Resistance: Fall of Man. Japanese version comes entirely in English if you have the system language set that way. Graphically it’s not as good as GOW on the 360. It actually reminds me a bit of COD2 on the 360. One things that does stand out is the speed. The frame rate never drops and it’s incredibly smooth - GOW for me would often slow right down when a lot was going on. The weapons are pretty cool though, much more imaginative than GOW or COD. I’ve only just started playing but the 2nd gun you find is like the one from the Fifth Element - the one that Gary Oldman was selling to the aliens. You shoot a tag at someone and if you hit them you can aim the gun anywhere and the bullets find their way to the target. Did I mention how incredibly smooth it plays? That’s something that really stands out…

It’s nails though. Unlike COD or GOW you actually have a health meter. When that reaches zero your’re dead. Think about how many times you get shot in the other games and take cover until you recover - you can’t do that here. I haven’t been able to find any health packs or anything like that so there must be some way of recovering health but the instructions are all in Japanese so I find myself dying an awful lot!

SACD - the console recognises the disk no problem but when I hit play (circle button) I get a message saying it can’t play through the current audio connection (optical). Huh? Surely I don’t need to use composite because that would be crap and my amp doesn’t have HDMI inputs. That sucks. I wonder if this is some stupid copy protection rubbish - I bought the sacd but I can’t play it on my own hardware. Or it could be because my amp is waay too old. The Japanese manual no doubt holds the secret…

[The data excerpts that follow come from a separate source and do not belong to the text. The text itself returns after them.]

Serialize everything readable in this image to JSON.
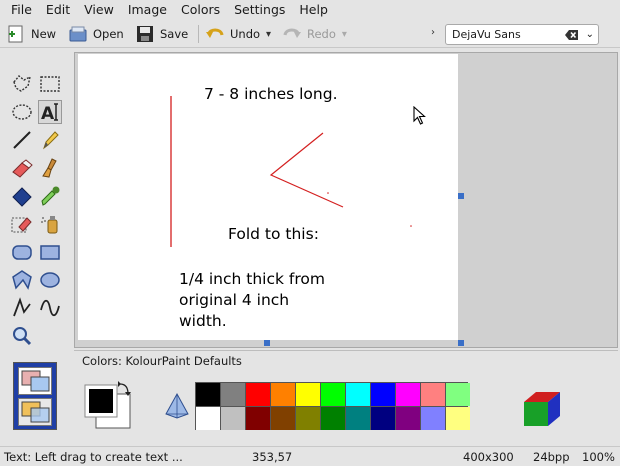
{
  "menubar": {
    "items": [
      "File",
      "Edit",
      "View",
      "Image",
      "Colors",
      "Settings",
      "Help"
    ]
  },
  "toolbar": {
    "new_label": "New",
    "open_label": "Open",
    "save_label": "Save",
    "undo_label": "Undo",
    "redo_label": "Redo",
    "font_family": "DejaVu Sans"
  },
  "canvas": {
    "line1": "7 - 8 inches long.",
    "line2": "Fold to this:",
    "line3a": "1/4 inch thick from",
    "line3b": "original 4 inch",
    "line3c": "width."
  },
  "colors": {
    "title": "Colors: KolourPaint Defaults",
    "foreground": "#000000",
    "background": "#ffffff",
    "palette_row1": [
      "#000000",
      "#808080",
      "#ff0000",
      "#ff8000",
      "#ffff00",
      "#00ff00",
      "#00ffff",
      "#0000ff",
      "#ff00ff",
      "#ff8080",
      "#80ff80"
    ],
    "palette_row2": [
      "#ffffff",
      "#c0c0c0",
      "#800000",
      "#804000",
      "#808000",
      "#008000",
      "#008080",
      "#000080",
      "#800080",
      "#8080ff",
      "#ffff80"
    ]
  },
  "statusbar": {
    "message": "Text: Left drag to create text ...",
    "coords": "353,57",
    "size": "400x300",
    "depth": "24bpp",
    "zoom": "100%"
  }
}
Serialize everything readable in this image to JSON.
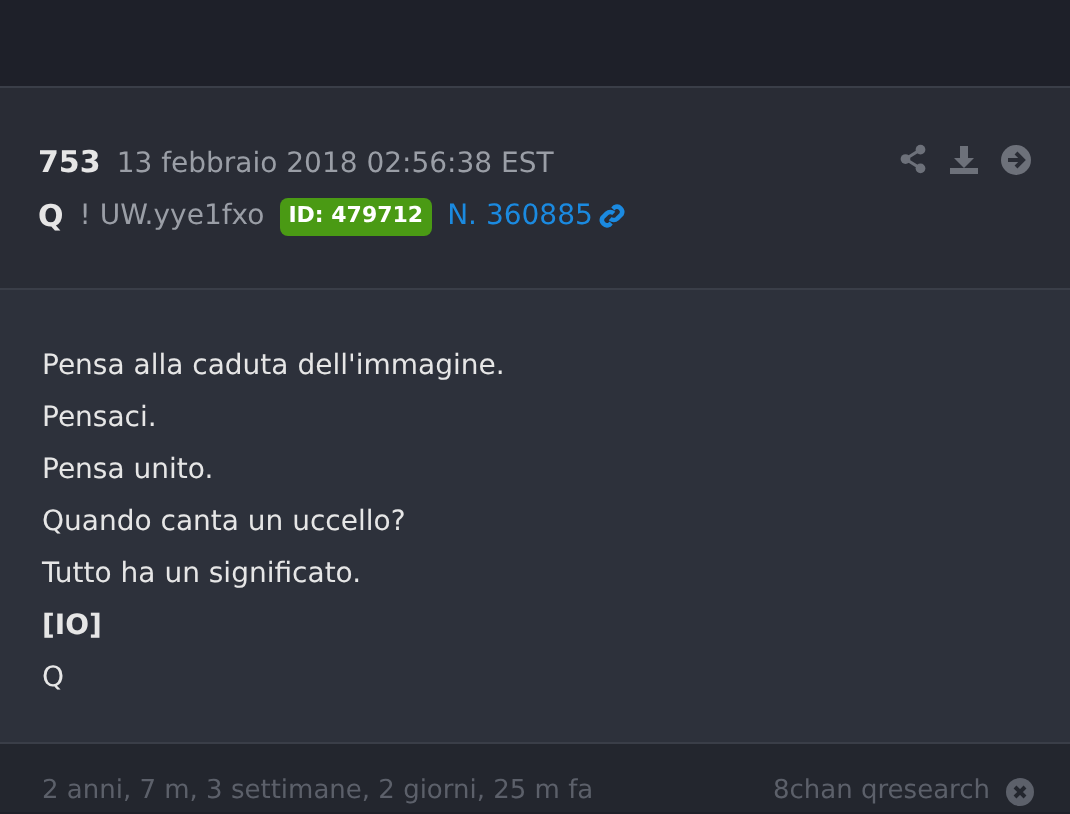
{
  "post": {
    "number": "753",
    "date": "13 febbraio 2018 02:56:38 EST",
    "author": "Q",
    "tripcode": "! UW.yye1fxo",
    "id_badge": "ID: 479712",
    "post_link": "N. 360885"
  },
  "body": [
    "Pensa alla caduta dell'immagine.",
    "Pensaci.",
    "Pensa unito.",
    "Quando canta un uccello?",
    "Tutto ha un significato.",
    "[IO]",
    "Q"
  ],
  "footer": {
    "age": "2 anni, 7 m, 3 settimane, 2 giorni, 25 m fa",
    "source": "8chan qresearch"
  }
}
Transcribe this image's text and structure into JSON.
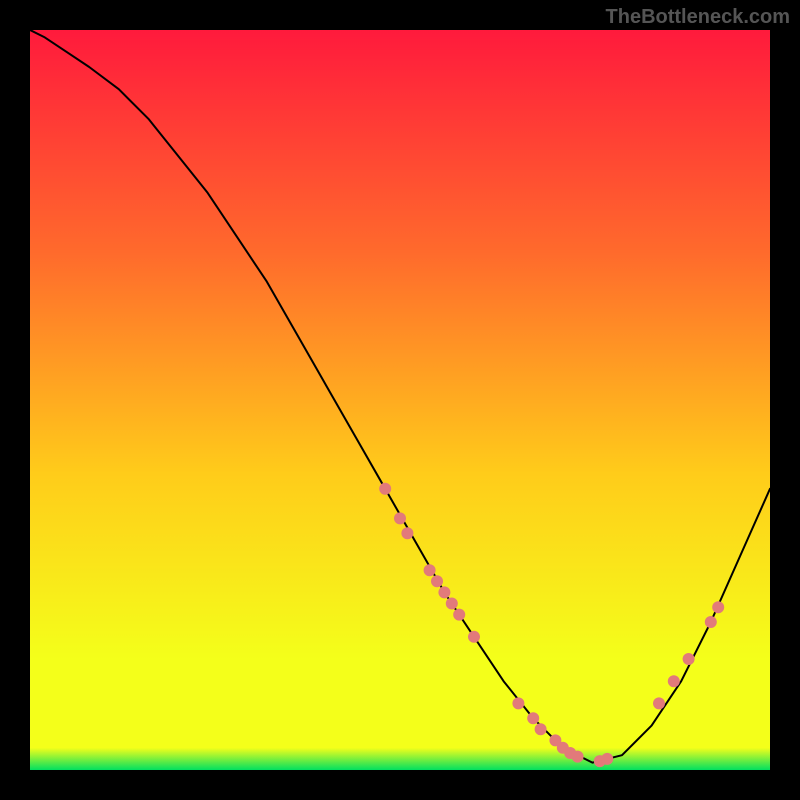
{
  "watermark": "TheBottleneck.com",
  "chart_data": {
    "type": "line",
    "title": "",
    "xlabel": "",
    "ylabel": "",
    "xlim": [
      0,
      100
    ],
    "ylim": [
      0,
      100
    ],
    "background_gradient": {
      "top": "#ff1a3c",
      "q1": "#ff6a2c",
      "mid": "#ffcc1a",
      "q3": "#f4ff1a",
      "bottom": "#00e060"
    },
    "series": [
      {
        "name": "bottleneck-curve",
        "color": "#000000",
        "stroke_width": 2,
        "x": [
          0,
          2,
          5,
          8,
          12,
          16,
          20,
          24,
          28,
          32,
          36,
          40,
          44,
          48,
          52,
          56,
          60,
          64,
          68,
          72,
          76,
          80,
          84,
          88,
          92,
          96,
          100
        ],
        "y": [
          100,
          99,
          97,
          95,
          92,
          88,
          83,
          78,
          72,
          66,
          59,
          52,
          45,
          38,
          31,
          24,
          18,
          12,
          7,
          3,
          1,
          2,
          6,
          12,
          20,
          29,
          38
        ]
      }
    ],
    "markers": {
      "name": "highlight-dots",
      "color": "#e27a7a",
      "radius": 6,
      "points": [
        {
          "x": 48,
          "y": 38
        },
        {
          "x": 50,
          "y": 34
        },
        {
          "x": 51,
          "y": 32
        },
        {
          "x": 54,
          "y": 27
        },
        {
          "x": 55,
          "y": 25.5
        },
        {
          "x": 56,
          "y": 24
        },
        {
          "x": 57,
          "y": 22.5
        },
        {
          "x": 58,
          "y": 21
        },
        {
          "x": 60,
          "y": 18
        },
        {
          "x": 66,
          "y": 9
        },
        {
          "x": 68,
          "y": 7
        },
        {
          "x": 69,
          "y": 5.5
        },
        {
          "x": 71,
          "y": 4
        },
        {
          "x": 72,
          "y": 3
        },
        {
          "x": 73,
          "y": 2.3
        },
        {
          "x": 74,
          "y": 1.8
        },
        {
          "x": 77,
          "y": 1.2
        },
        {
          "x": 78,
          "y": 1.5
        },
        {
          "x": 85,
          "y": 9
        },
        {
          "x": 87,
          "y": 12
        },
        {
          "x": 89,
          "y": 15
        },
        {
          "x": 92,
          "y": 20
        },
        {
          "x": 93,
          "y": 22
        }
      ]
    }
  }
}
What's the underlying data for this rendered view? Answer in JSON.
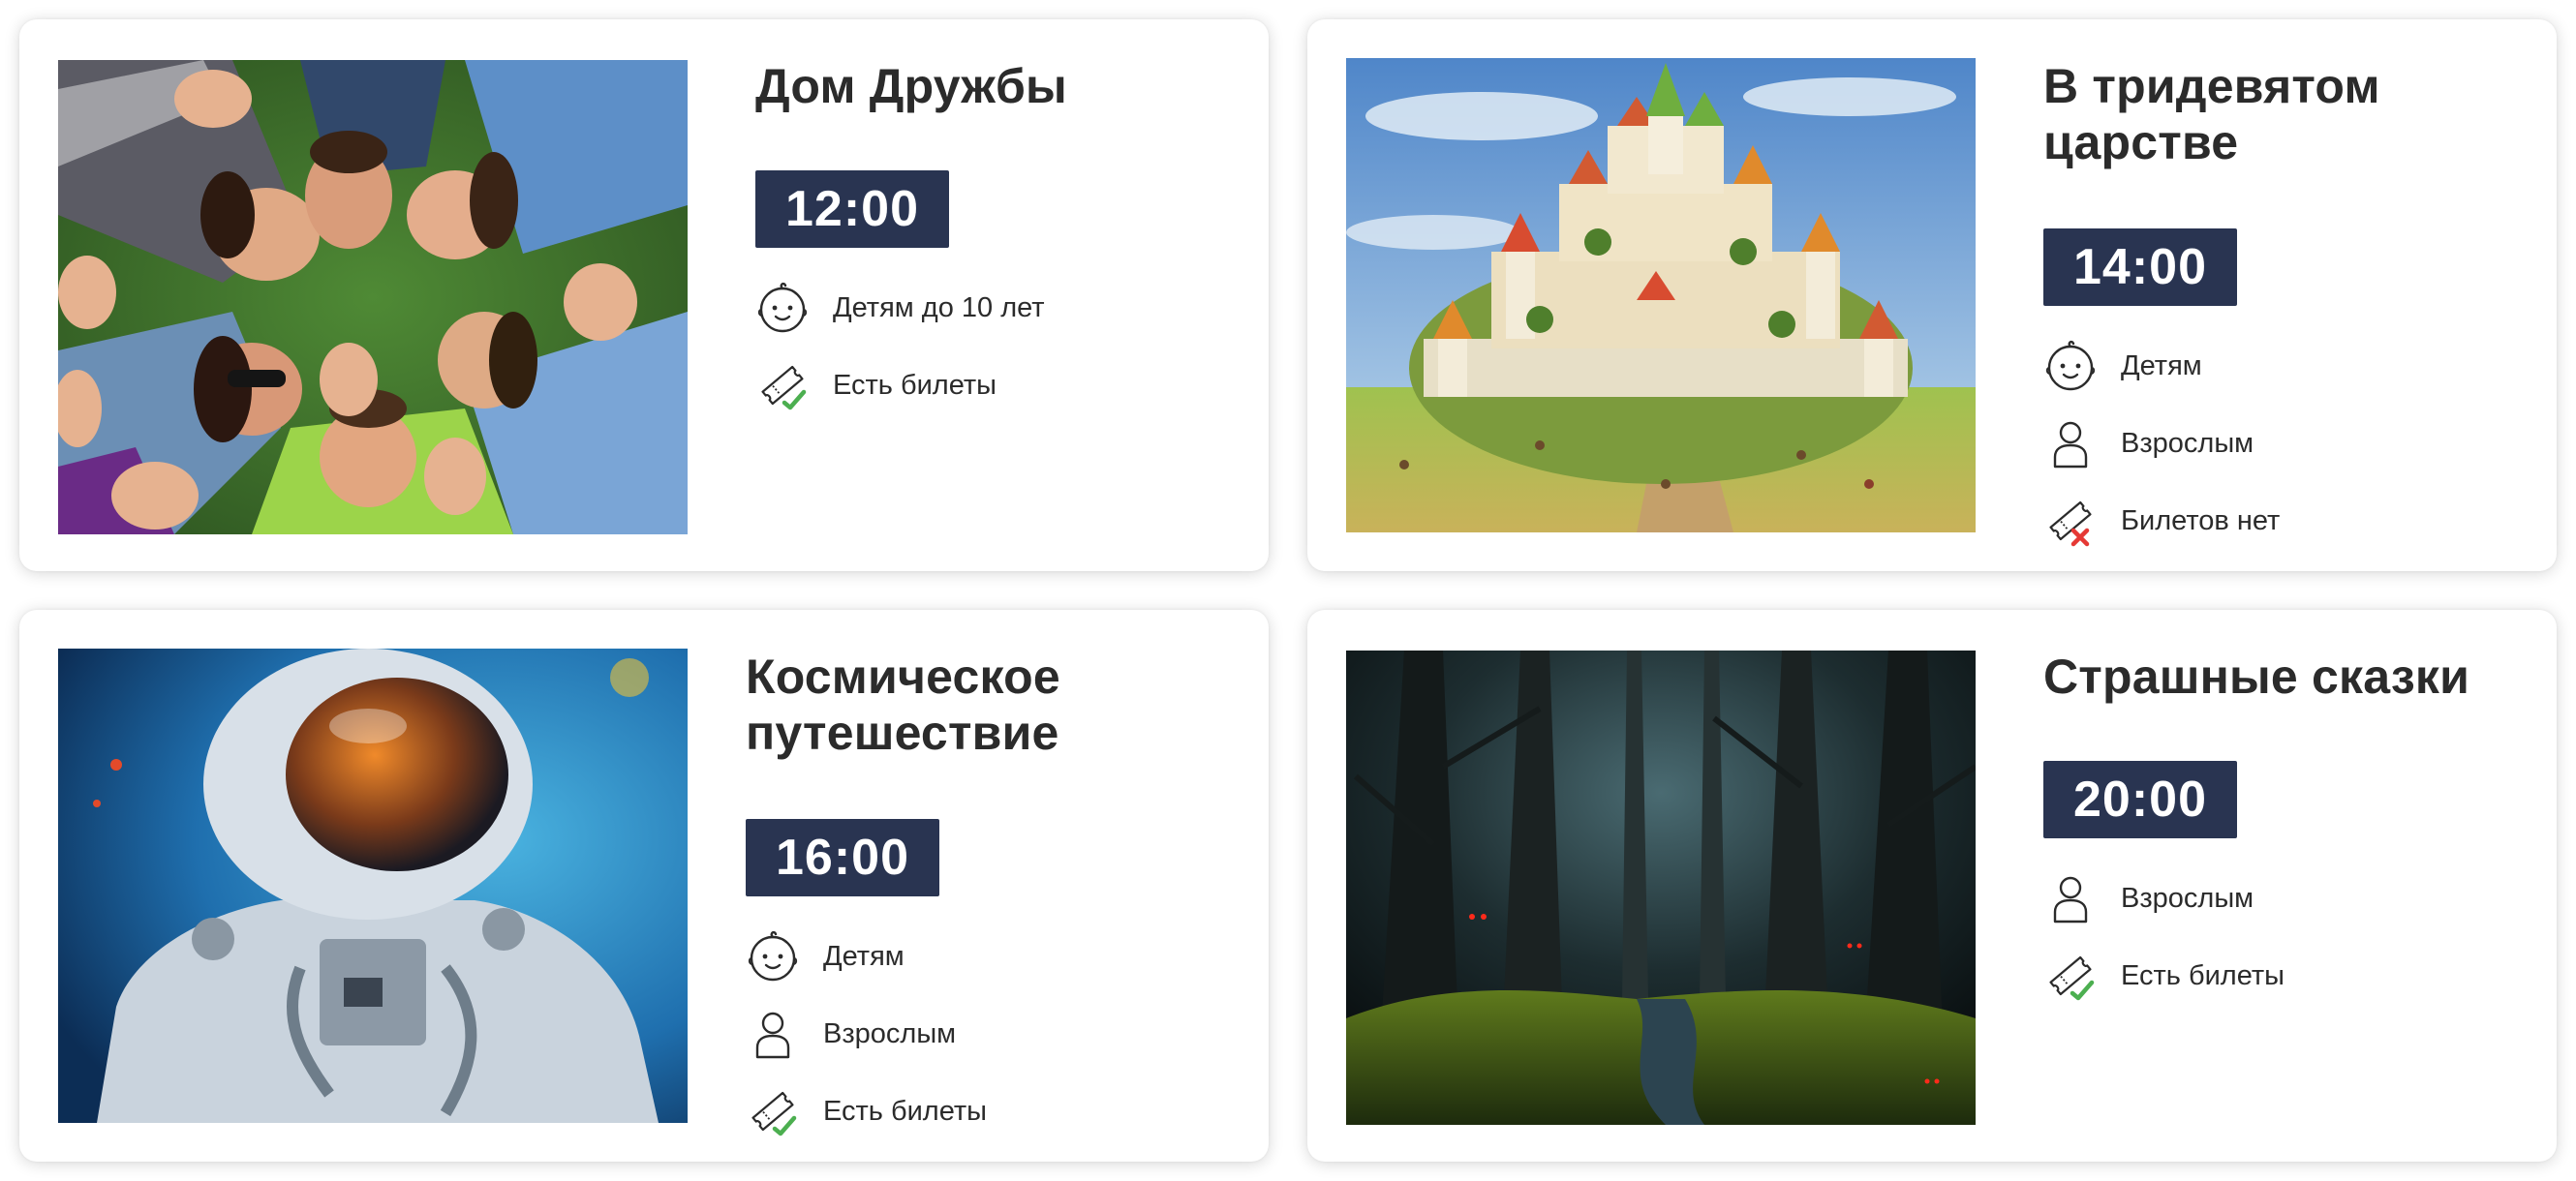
{
  "events": [
    {
      "title": "Дом Дружбы",
      "time": "12:00",
      "image": "friends-lying-on-grass-photo",
      "features": [
        {
          "icon": "baby-face-icon",
          "label": "Детям до 10 лет"
        },
        {
          "icon": "ticket-available-icon",
          "label": "Есть билеты"
        }
      ]
    },
    {
      "title": "В тридевятом царстве",
      "time": "14:00",
      "image": "fairy-tale-castle-illustration",
      "features": [
        {
          "icon": "baby-face-icon",
          "label": "Детям"
        },
        {
          "icon": "adult-person-icon",
          "label": "Взрослым"
        },
        {
          "icon": "ticket-unavailable-icon",
          "label": "Билетов нет"
        }
      ]
    },
    {
      "title": "Космическое путешествие",
      "time": "16:00",
      "image": "astronaut-painting",
      "features": [
        {
          "icon": "baby-face-icon",
          "label": "Детям"
        },
        {
          "icon": "adult-person-icon",
          "label": "Взрослым"
        },
        {
          "icon": "ticket-available-icon",
          "label": "Есть билеты"
        }
      ]
    },
    {
      "title": "Страшные сказки",
      "time": "20:00",
      "image": "dark-forest-painting",
      "features": [
        {
          "icon": "adult-person-icon",
          "label": "Взрослым"
        },
        {
          "icon": "ticket-available-icon",
          "label": "Есть билеты"
        }
      ]
    }
  ],
  "colors": {
    "time_badge_bg": "#293451",
    "time_badge_text": "#ffffff",
    "title_text": "#2b2b2b",
    "ticket_available_mark": "#4caf50",
    "ticket_unavailable_mark": "#e53935"
  }
}
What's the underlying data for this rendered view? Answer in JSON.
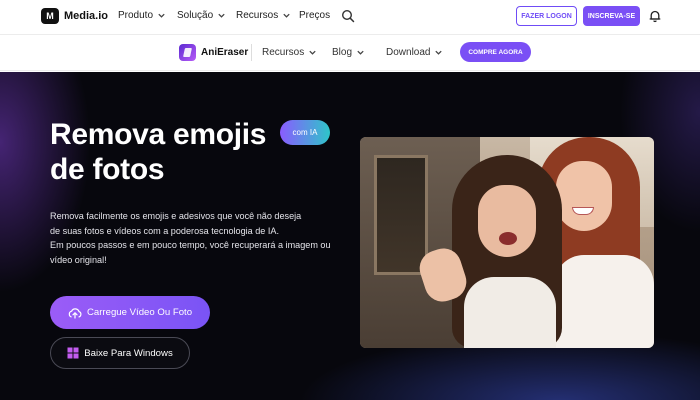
{
  "topnav": {
    "brand": "Media.io",
    "brand_logo": "M",
    "items": [
      {
        "label": "Produto",
        "dropdown": true
      },
      {
        "label": "Solução",
        "dropdown": true
      },
      {
        "label": "Recursos",
        "dropdown": true
      },
      {
        "label": "Preços",
        "dropdown": false
      }
    ],
    "login_label": "FAZER LOGON",
    "signup_label": "INSCREVA-SE"
  },
  "subnav": {
    "brand": "AniEraser",
    "items": [
      {
        "label": "Recursos"
      },
      {
        "label": "Blog"
      },
      {
        "label": "Download"
      }
    ],
    "buy_label": "COMPRE AGORA"
  },
  "hero": {
    "title_line1": "Remova emojis",
    "title_line2": "de fotos",
    "badge": "com IA",
    "description": [
      "Remova facilmente os emojis e adesivos que você não deseja",
      "de suas fotos e vídeos com a poderosa tecnologia de IA.",
      "Em poucos passos e em pouco tempo, você recuperará a imagem ou",
      "vídeo original!"
    ],
    "upload_label": "Carregue Vídeo Ou Foto",
    "windows_label": "Baixe Para Windows"
  },
  "colors": {
    "accent": "#7a4ff5",
    "hero_bg": "#07070d",
    "badge_gradient_start": "#8a5cff",
    "badge_gradient_end": "#2ec5c9"
  },
  "icons": [
    "media-io-logo",
    "chevron-down-icon",
    "search-icon",
    "bell-icon",
    "anieraser-logo",
    "cloud-upload-icon",
    "windows-icon"
  ]
}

The memory card slots work as expected but I don’t know when I’ll ever use them. You stick in a CF card, little Sony thing MemoryStick Pro or whatever. You can’t view raw pictures though, so I couldn’t see any of my photos. Video that I’d encoded for the PSP showed up fine from the MemoryStick but video you’ve encoded for the PSP looks awful on a 720p diplay.

Tried connecting to the PSP but need firmware 3.0 on the PSP which isn’t out yet.

For information on region encoding, language support in games, etc, check out play-asia.com

4 Responses to “PS3 first impressions”


  1. 1 Taranaki  your flag — China (definitely maybe)

    Thanks for the review Skaky. I was impressed to see that they had the PS3 for sale at the local games market here in Beijing (behind the Pearl Market) for 8,500 RMB. Seems like a reasonable price if it is 7K in HK, as it comes from HK and the 1.5K markup is cheaper than a return ticket there.

  2. 2 poop  your flag — United States (definitely maybe)

    SACD requires that you output via the analog outputs. Thats how it works on high end SACD players as well.

  3. 3 milanfan_apoorv  your flag — India (definitely maybe)

    i recently got a japanese ps3 and a resistance in japanese so i was getting pretty bugged about having to beg some guy to take screenshots of the english menus so that i could compensate but now that i know that it changes according to system language u made my day man
    thanks m’man shaky

  4. 4 Sian Wood  your flag — Netherlands (definitely maybe)

    Bluray is the new standard for the DVD movies, hd DVD player has lost.